Diffusion Transformers (DiT) have emerged as a powerful architecture for image and video generation, offering superior quality and scalability. However, their practical application suffers from inherent dynamic feature instability, leading to error amplification during cached inference. Through systematic analysis, we identify the absence of long-range feature preservation mechanisms as the root cause of unstable feature propagation and perturbation sensitivity. To this end, we propose Skip-DiT, a novel DiT variant enhanced with Long-Skip-Connections (LSCs) - the key efficiency component in U-Nets. Theoretical spectral norm and visualization analysis demonstrate how LSCs stabilize feature dynamics. Skip-DiT architecture and its stabilized dynamic feature enable an efficient statical caching mechanism that reuses deep features across timesteps while updating shallow components. Extensive experiments across image and video generation tasks demonstrate that Skip-DiT achieves: (1) 4.4 times training acceleration and faster convergence, (2) 1.5-2 times inference acceleration without quality loss and high fidelity to original output, outperforming existing DiT caching methods across various quantitative metrics. Our findings establish long-skip connections as critical architectural components for training stable and efficient diffusion transformers.
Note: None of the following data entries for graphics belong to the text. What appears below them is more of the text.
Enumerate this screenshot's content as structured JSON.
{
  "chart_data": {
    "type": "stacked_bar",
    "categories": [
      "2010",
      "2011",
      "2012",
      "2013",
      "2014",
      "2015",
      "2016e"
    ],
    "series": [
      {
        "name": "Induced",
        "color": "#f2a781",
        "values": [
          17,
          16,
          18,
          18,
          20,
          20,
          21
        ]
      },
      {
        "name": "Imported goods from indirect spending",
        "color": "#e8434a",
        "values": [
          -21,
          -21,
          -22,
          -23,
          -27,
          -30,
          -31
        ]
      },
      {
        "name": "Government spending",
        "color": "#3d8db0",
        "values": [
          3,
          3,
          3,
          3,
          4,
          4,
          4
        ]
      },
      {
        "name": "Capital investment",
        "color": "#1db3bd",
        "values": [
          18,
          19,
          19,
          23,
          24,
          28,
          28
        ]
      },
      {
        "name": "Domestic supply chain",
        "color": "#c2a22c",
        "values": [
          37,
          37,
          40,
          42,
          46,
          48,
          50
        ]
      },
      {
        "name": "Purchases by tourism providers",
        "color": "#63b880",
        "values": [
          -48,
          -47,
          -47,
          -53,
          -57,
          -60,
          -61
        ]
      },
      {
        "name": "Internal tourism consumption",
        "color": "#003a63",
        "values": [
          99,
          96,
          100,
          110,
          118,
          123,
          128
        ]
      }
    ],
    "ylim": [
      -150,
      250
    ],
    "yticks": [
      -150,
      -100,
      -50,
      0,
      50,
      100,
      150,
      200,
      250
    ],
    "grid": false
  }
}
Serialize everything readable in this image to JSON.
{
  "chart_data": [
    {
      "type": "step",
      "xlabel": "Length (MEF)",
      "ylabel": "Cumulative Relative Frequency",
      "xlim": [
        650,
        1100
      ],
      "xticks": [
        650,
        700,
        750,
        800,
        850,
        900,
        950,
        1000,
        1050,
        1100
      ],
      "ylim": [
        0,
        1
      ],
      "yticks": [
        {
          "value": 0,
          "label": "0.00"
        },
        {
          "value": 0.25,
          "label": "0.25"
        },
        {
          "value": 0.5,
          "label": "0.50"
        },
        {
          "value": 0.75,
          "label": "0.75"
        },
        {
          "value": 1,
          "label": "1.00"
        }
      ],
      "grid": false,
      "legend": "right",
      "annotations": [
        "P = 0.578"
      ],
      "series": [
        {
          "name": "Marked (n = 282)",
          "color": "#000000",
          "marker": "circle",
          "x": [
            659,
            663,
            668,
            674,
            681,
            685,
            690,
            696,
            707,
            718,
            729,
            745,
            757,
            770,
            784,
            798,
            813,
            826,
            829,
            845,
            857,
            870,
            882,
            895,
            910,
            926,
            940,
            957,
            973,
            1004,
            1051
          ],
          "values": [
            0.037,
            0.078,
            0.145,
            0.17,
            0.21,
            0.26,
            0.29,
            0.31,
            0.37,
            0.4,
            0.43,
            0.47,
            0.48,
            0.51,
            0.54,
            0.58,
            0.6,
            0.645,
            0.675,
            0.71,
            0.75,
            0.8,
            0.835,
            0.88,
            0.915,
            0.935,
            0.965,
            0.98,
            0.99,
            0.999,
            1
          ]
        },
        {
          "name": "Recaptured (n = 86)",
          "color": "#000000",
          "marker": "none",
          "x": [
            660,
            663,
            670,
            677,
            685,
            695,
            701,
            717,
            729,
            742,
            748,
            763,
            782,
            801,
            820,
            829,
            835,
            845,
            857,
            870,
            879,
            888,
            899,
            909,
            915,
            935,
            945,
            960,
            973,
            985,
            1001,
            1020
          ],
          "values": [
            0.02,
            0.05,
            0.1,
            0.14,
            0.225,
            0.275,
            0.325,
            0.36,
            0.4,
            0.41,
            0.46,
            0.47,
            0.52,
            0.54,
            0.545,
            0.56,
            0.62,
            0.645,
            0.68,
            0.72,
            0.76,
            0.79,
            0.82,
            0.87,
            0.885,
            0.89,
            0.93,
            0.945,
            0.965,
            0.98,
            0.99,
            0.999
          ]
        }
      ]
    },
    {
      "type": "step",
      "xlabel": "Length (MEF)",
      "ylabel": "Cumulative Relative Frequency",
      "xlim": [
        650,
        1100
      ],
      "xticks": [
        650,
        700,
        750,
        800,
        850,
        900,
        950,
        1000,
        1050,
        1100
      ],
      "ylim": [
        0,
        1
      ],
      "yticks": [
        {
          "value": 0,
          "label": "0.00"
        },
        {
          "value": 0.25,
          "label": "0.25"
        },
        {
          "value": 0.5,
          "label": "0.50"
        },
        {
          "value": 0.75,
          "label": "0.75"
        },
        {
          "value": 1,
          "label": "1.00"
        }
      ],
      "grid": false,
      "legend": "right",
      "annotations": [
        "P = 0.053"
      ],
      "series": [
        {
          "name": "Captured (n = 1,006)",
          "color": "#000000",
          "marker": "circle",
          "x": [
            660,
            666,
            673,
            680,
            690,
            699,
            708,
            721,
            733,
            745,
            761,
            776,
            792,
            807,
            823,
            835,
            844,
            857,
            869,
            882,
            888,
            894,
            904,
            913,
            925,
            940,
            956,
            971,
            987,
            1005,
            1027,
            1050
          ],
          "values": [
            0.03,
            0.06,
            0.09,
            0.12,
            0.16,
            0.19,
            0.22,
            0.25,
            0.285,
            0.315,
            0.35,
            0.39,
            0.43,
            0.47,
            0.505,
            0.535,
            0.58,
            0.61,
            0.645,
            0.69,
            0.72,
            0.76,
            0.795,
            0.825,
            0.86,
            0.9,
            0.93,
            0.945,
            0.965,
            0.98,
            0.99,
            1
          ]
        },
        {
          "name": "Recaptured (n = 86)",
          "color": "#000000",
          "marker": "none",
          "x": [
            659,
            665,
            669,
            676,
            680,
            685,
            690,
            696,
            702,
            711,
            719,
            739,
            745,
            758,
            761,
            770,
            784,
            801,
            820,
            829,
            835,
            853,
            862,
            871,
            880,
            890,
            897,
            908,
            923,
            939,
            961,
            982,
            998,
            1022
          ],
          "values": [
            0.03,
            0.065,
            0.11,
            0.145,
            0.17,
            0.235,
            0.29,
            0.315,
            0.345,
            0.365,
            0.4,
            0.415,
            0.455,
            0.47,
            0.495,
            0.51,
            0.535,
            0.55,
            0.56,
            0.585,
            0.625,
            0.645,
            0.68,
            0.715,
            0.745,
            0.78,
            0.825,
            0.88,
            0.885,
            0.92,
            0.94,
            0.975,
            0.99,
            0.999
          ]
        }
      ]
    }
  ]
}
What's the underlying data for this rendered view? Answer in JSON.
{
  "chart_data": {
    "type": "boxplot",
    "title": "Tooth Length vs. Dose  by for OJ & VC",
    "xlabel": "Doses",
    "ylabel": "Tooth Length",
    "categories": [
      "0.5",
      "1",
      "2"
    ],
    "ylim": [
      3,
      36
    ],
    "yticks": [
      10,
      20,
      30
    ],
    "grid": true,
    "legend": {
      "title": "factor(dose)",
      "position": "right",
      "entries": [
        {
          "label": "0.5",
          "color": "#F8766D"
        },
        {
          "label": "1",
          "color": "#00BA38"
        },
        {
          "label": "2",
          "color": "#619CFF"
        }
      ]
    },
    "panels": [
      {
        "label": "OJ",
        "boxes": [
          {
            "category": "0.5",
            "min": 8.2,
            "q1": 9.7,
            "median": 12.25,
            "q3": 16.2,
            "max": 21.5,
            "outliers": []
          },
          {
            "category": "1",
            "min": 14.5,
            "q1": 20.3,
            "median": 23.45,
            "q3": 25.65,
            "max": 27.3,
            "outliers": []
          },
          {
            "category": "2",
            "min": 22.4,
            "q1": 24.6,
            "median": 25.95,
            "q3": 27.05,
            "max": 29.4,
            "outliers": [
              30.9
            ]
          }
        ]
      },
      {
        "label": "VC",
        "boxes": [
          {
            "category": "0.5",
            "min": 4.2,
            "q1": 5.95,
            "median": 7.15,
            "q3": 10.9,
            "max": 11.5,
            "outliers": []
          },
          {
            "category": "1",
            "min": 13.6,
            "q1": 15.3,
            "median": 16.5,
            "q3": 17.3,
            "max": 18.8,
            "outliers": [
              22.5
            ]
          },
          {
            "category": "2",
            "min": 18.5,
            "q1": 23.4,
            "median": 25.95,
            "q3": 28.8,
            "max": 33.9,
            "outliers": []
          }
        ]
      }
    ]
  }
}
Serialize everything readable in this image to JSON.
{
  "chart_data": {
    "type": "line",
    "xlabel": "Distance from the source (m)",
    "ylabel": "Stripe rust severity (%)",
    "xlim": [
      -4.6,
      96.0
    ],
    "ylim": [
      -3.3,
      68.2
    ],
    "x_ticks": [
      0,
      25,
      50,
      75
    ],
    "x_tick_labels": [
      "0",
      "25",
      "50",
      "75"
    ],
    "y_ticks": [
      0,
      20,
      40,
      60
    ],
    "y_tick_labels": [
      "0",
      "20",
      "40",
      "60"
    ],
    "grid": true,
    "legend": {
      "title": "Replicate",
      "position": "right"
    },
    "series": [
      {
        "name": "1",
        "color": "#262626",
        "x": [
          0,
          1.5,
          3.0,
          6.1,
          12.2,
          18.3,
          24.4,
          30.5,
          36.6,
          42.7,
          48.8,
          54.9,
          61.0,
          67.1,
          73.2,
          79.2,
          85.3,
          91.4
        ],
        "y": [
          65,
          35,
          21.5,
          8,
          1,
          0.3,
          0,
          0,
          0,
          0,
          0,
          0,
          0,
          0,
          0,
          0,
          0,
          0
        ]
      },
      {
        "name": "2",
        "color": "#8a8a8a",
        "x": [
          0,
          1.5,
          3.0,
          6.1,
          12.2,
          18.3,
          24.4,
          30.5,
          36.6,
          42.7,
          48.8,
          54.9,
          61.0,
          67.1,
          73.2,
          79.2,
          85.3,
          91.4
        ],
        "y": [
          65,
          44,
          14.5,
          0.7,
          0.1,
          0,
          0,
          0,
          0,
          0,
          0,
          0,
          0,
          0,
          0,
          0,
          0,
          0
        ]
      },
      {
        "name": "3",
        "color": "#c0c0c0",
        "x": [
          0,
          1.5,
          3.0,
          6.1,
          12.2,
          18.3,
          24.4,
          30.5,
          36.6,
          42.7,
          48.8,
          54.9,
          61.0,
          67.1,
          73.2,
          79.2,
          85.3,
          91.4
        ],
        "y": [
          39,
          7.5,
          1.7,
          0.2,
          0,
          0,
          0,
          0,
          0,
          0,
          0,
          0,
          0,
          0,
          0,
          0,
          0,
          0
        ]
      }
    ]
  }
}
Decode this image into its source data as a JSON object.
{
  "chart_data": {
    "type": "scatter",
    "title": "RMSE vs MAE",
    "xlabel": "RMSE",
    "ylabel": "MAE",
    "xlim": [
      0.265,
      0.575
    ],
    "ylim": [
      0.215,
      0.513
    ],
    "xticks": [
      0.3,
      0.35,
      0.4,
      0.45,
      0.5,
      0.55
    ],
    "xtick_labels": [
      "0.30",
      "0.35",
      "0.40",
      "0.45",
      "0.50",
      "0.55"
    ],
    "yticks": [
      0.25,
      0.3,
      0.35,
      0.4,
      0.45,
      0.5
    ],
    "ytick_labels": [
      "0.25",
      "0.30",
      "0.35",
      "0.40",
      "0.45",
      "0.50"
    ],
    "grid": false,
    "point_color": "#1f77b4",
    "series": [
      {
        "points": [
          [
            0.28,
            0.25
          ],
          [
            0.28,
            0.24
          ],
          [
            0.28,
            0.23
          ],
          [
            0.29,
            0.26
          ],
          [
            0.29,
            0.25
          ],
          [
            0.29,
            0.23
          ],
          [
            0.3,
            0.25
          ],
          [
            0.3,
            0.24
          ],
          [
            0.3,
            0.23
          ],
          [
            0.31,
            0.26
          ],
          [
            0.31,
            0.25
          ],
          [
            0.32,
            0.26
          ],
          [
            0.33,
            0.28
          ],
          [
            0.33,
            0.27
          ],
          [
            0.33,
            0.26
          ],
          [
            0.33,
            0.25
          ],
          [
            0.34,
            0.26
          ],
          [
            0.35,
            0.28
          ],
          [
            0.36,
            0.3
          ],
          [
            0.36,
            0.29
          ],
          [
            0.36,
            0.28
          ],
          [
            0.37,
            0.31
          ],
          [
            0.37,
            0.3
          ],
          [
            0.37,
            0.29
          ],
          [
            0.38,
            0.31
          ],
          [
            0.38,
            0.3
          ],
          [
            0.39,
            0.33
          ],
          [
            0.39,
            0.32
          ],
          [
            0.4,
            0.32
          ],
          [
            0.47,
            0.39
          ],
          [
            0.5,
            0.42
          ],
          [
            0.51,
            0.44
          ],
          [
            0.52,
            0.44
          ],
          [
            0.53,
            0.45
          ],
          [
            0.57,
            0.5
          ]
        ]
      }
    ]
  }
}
翻译：扩散Transformer（DiT）已成为图像和视频生成的强大架构，展现出卓越的生成质量与可扩展性。然而，其实际应用受限于固有的动态特征不稳定性，导致在缓存推理过程中出现误差放大问题。通过系统分析，我们发现缺乏长程特征保持机制是造成特征传播不稳定和扰动敏感性的根本原因。为此，我们提出Skip-DiT——一种通过长跳跃连接（LSCs）增强的新型DiT变体，该组件正是U-Net架构中的关键效率要素。理论谱范数分析与可视化研究共同揭示了LSCs如何稳定特征动态特性。Skip-DiT的架构及其稳定的动态特征支持高效的静态缓存机制，该机制能够在时间步间复用深层特征，同时更新浅层组件。在图像与视频生成任务上的大量实验表明，Skip-DiT实现了：（1）4.4倍的训练加速与更快的收敛速度；（2）在保持原始输出高保真度且无质量损失的前提下，获得1.5-2倍的推理加速，在多项定量指标上均优于现有DiT缓存方法。我们的研究确立了长跳跃连接作为构建稳定高效扩散Transformer的关键架构组件。